Странно все получается. Она заботится о нем, как никто в жизни. Он ей не нужен. Да и она ему. Но поддерживает. Она от него столько грубостей слышала, что вспомнить стыдно.
Фелисада вытащила из духовки горячий хлеб. Выложила на стол буханки, чтобы остыли. Села передохнуть, но не сложа руки. Чинила белье, зашивала рубашки, майки, штопала носки. За делом тихо разговаривала с Лешкой.
— Я когда в психушке была, всяких баб навиделась. Одна свихнулась от того, что муж ее часто бил по голове. Так у нее страх перед мужиками настолько в кровь въелся, что как только видела санитаров — в ужасе под койку лезла. И орала жутко. Ну а когда назначили к нам главврачом мужчину и тот захотел обследовать ее, она в окно чуть не выбросилась. Решетка хорошо что закрытой оказалась.
— Наверно, не с куража бил, за дело, — вставил Леха.
— Да какое, к черту! Извращенец он у нее был. В постели над бабой издевался. Да так, что ни одна живая душа не выдержала бы. Не мог жить по-нормальному. Все с гадостями. А когда баба не хотела уступать, колотил. А теперь он живет и радуется, она же мучается в психушке. Вот и посуди, за что ей такая доля? Какой-нибудь шлюхе — везет. А нормальной — одно горе. Не только средь баб, но и ваш брат не везде прав, — откусила нитку Фелисада и заговорила снова: — У меня в дурдоме подруга была. Старая совсем женщина. Ей уже за семьдесят ушло. Больше полвека с мужем прожила. И как говорила, ни разу за все годы даже не поспорили между собой. Хорошо жили. Хотя, конечно, говорю о моральной стороне. Материальная — слабой была. В деревне бедовали. А там всем известно, какая нищета. Но и это не ссорило. Троих детей вырастили. Двоих дочек и сына. Всех выучили, на ноги поставили, в люди вывели. Ну а сами состарились. Дед простыл как-то зимой. Проболел зиму. Весной умер. Дети похоронили его. А вот матери — не гляди, что одна осталась, — никто угла в своем доме не предложил. Не спросили ее, осилишь ли одиночество? По плечу ли тебе здесь выжить нынче? Нет! Ничья душа лицом к ней не поворотилась. И осталась старая одна. Как былинка в снегу. Один на один с бедой своей. От горя и старости руки опустились. А тут и дети совсем забыли о ней. Перестали навещать. Хоть и своих детей имели. В детсад водили. Это при живой бабке! Та чахнуть стала. Все к деду ей хотелось поскорее уйти. Так и свихнулась, поняв ненужность свою. От горя. Она, когда затменье на нее находило, все считала себя мертвой и искала своего мужа повсюду. Среди нас, живых. Все звала его. И это после полсотни лет жизни! Она, старая, любила его так, как молодые уже не умеют. А когда в себя приходила, все плакала, что уже голос мужа слышала, он уже откликнулся, она нашла его, но кто-то помешал…

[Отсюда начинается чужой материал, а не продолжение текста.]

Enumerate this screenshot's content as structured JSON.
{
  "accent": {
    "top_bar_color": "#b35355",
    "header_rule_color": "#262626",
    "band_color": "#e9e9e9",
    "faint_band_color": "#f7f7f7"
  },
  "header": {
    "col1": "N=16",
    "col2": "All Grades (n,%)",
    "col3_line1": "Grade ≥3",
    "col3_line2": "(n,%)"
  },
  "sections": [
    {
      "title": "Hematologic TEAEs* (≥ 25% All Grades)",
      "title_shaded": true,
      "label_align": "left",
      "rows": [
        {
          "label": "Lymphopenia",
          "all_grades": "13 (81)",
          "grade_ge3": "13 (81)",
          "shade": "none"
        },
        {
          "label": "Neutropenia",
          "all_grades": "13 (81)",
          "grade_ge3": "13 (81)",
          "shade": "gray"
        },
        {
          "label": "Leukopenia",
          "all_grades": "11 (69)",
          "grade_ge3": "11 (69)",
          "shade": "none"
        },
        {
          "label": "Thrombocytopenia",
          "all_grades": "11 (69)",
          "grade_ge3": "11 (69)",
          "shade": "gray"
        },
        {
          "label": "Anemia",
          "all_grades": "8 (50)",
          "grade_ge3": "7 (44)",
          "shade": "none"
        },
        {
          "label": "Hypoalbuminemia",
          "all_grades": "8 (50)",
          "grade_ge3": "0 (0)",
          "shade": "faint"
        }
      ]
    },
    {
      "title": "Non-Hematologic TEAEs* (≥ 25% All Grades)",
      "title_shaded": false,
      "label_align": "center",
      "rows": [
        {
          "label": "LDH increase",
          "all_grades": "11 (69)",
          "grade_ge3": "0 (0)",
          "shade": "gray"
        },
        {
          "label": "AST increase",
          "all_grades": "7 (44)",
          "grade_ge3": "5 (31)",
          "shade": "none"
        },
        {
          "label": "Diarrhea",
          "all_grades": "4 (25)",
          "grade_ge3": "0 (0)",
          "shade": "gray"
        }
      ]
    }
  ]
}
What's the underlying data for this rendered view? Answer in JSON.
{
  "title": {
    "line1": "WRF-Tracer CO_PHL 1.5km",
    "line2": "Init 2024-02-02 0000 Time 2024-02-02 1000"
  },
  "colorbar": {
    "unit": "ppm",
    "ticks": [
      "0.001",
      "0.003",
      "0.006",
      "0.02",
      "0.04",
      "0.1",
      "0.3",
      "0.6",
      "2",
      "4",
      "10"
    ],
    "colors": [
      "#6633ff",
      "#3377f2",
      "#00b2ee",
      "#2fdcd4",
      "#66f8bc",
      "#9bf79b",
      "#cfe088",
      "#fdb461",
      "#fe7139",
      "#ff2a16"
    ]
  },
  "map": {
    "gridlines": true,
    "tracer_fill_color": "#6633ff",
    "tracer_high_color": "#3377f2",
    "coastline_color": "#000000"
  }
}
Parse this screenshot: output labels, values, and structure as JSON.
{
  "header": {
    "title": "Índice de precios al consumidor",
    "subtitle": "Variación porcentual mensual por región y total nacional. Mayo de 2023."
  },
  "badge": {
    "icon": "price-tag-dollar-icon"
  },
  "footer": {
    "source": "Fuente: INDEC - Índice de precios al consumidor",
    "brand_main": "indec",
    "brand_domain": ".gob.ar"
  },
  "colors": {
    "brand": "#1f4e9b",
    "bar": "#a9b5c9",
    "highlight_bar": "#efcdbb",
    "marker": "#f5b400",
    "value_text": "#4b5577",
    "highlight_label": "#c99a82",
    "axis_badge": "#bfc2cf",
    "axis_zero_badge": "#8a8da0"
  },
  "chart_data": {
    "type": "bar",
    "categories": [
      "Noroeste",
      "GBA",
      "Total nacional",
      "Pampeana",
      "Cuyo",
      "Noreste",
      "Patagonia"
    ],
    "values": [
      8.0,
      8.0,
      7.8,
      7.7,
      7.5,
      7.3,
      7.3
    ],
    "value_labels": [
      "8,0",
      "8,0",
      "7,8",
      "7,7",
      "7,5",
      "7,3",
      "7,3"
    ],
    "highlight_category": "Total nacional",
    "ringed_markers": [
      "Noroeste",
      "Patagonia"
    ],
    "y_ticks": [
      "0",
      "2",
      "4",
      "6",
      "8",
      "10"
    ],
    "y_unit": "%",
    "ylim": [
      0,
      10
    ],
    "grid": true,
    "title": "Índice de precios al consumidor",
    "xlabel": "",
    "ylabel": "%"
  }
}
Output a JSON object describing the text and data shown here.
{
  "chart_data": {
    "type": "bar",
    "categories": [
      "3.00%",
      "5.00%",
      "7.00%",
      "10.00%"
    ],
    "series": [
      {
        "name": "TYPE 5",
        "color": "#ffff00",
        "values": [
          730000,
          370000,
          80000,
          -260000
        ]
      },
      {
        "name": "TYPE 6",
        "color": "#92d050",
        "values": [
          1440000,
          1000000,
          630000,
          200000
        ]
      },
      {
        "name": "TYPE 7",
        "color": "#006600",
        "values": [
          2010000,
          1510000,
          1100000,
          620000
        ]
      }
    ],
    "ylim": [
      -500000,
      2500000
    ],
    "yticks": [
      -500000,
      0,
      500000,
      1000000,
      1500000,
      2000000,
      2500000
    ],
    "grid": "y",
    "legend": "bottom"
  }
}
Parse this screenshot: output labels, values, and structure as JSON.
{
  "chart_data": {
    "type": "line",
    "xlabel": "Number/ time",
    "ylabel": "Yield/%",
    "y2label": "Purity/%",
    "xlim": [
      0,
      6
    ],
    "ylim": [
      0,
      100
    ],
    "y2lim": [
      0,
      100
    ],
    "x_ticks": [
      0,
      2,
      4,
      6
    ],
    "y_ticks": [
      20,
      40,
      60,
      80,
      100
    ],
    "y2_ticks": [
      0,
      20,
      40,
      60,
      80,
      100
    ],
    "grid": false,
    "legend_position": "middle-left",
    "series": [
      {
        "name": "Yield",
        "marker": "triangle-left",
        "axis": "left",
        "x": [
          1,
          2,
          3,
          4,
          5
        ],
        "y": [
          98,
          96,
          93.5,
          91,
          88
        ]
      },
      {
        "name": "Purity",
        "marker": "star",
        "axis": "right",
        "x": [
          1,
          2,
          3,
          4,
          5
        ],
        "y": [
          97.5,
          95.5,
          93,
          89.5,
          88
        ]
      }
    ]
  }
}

— А дети не навещали ее? — удивился Леха.
— Она здоровой им не была нужна. Больная — и подавно. Я к чему тебе о ней говорила, вот ведь есть еще те, кто умеет любить.
— Они либо умерли, либо в психушках. Сама рассказываешь о ее дочках. Если эти стервы мать забыли, что от них мужьям ожидать? Да я бы такую жену под сраку из дома выкинул! Да и сын тоже мудило…
— А ты своих чего в Москву не забрал из Казани? Наверное, не отказались бы жить с тобой вместе? — глянула в упор Фелисада.